Execution Format bin/spark-submit k-means.py inputfile k convergeDist output.txt
The program takes 4 arguments:
• inputFile is a document-word file. We will describe its format in Data Sets section.
• k is the number of initial points we get.
• convergeDist is the given threshold. We use this float number as the k-means stopping criterion.
• output.txt is the output file.
Output Format
In this task, you need to save the output into a file.

For each final center, output the number of its nonzero values as following:
687
600
509
560 …
It means that #0 cluster center is a sparse vector that has 687 nonzero values. The order doesn’t matter
D. Data Sets
We will use the Bag-of-words dataset (https://archive.ics.uci.edu/ml/datasets/Bag+of+Words) at UCI Machine Learning Repository to test your algorithms.

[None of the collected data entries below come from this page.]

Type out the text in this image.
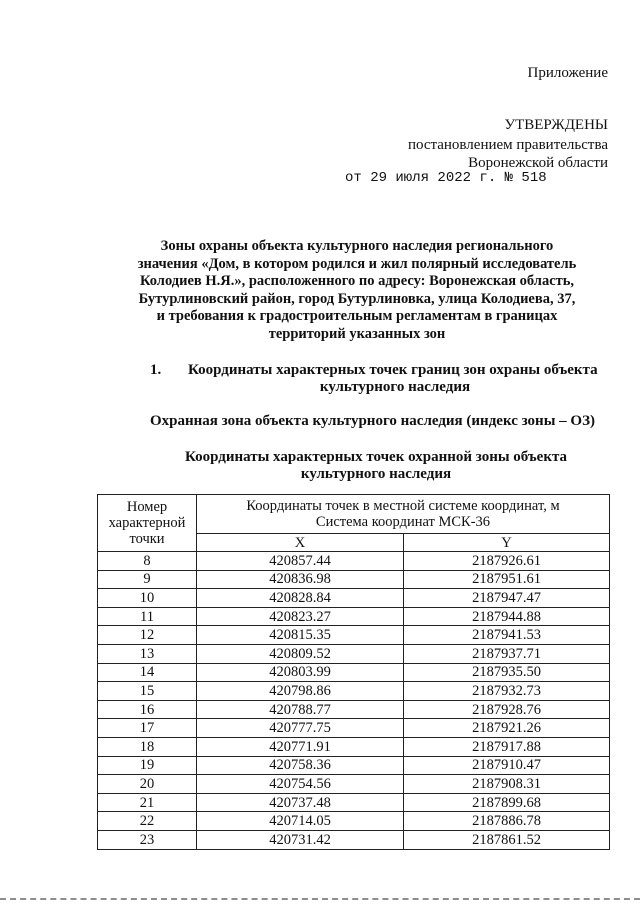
Приложение
УТВЕРЖДЕНЫ
постановлением правительства
Воронежской области
от 29 июля 2022 г. № 518
Зоны охраны объекта культурного наследия регионального
значения «Дом, в котором родился и жил полярный исследователь
Колодиев Н.Я.», расположенного по адресу: Воронежская область,
Бутурлиновский район, город Бутурлиновка, улица Колодиева, 37,
и требования к градостроительным регламентам в границах
территорий указанных зон
1. Координаты характерных точек границ зон охраны объекта
культурного наследия
Охранная зона объекта культурного наследия (индекс зоны – ОЗ)
Координаты характерных точек охранной зоны объекта
культурного наследия
Номер характерной точки	Координаты точек в местной системе координат, м
Система координат МСК-36	

	X	Y
8	420857.44	2187926.61
9	420836.98	2187951.61
10	420828.84	2187947.47
11	420823.27	2187944.88
12	420815.35	2187941.53
13	420809.52	2187937.71
14	420803.99	2187935.50
15	420798.86	2187932.73
16	420788.77	2187928.76
17	420777.75	2187921.26
18	420771.91	2187917.88
19	420758.36	2187910.47
20	420754.56	2187908.31
21	420737.48	2187899.68
22	420714.05	2187886.78
23	420731.42	2187861.52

The data set contain five collections of documents. Documents have been pre-processed and each collection consists of two files: vocabulary file and document-word file. We will only use documentword file.
For example, “vocab.enron.txt” is the vocabulary file for the Enron email collection which contains a list of words, e.g., “aaa”, “aaas”, etc. “docword.enron.txt.gz” is the (compressed) document-word file, which has the following format:
39861
28102
3710420
1 118 1
1 285 1
1 1229 1
1 1688 1
1 2068 1 …

The first line is the number of documents in the collection (39861). The second line is the number of words in the vocabulary (28102). Note that the vocabulary only contains the words that appear in at least 10 documents. The third line (3710420) is the number of works that appear in at least one document.
Starting from the fourth line, the content is <document id> <word id> <tf>. For example, document #1 has word #118 (i.e., the line number in the vocabulary file) that occurs once.
E. Submissions
For task 1, name your python script as <FirstName>_<LastName>_hac.py.
For task 2, name your python script as <FirstName>_<LastName>_kmeans.py
Important Notes:
• For task 1, use the standard output to print results. For task 2, save results into a file.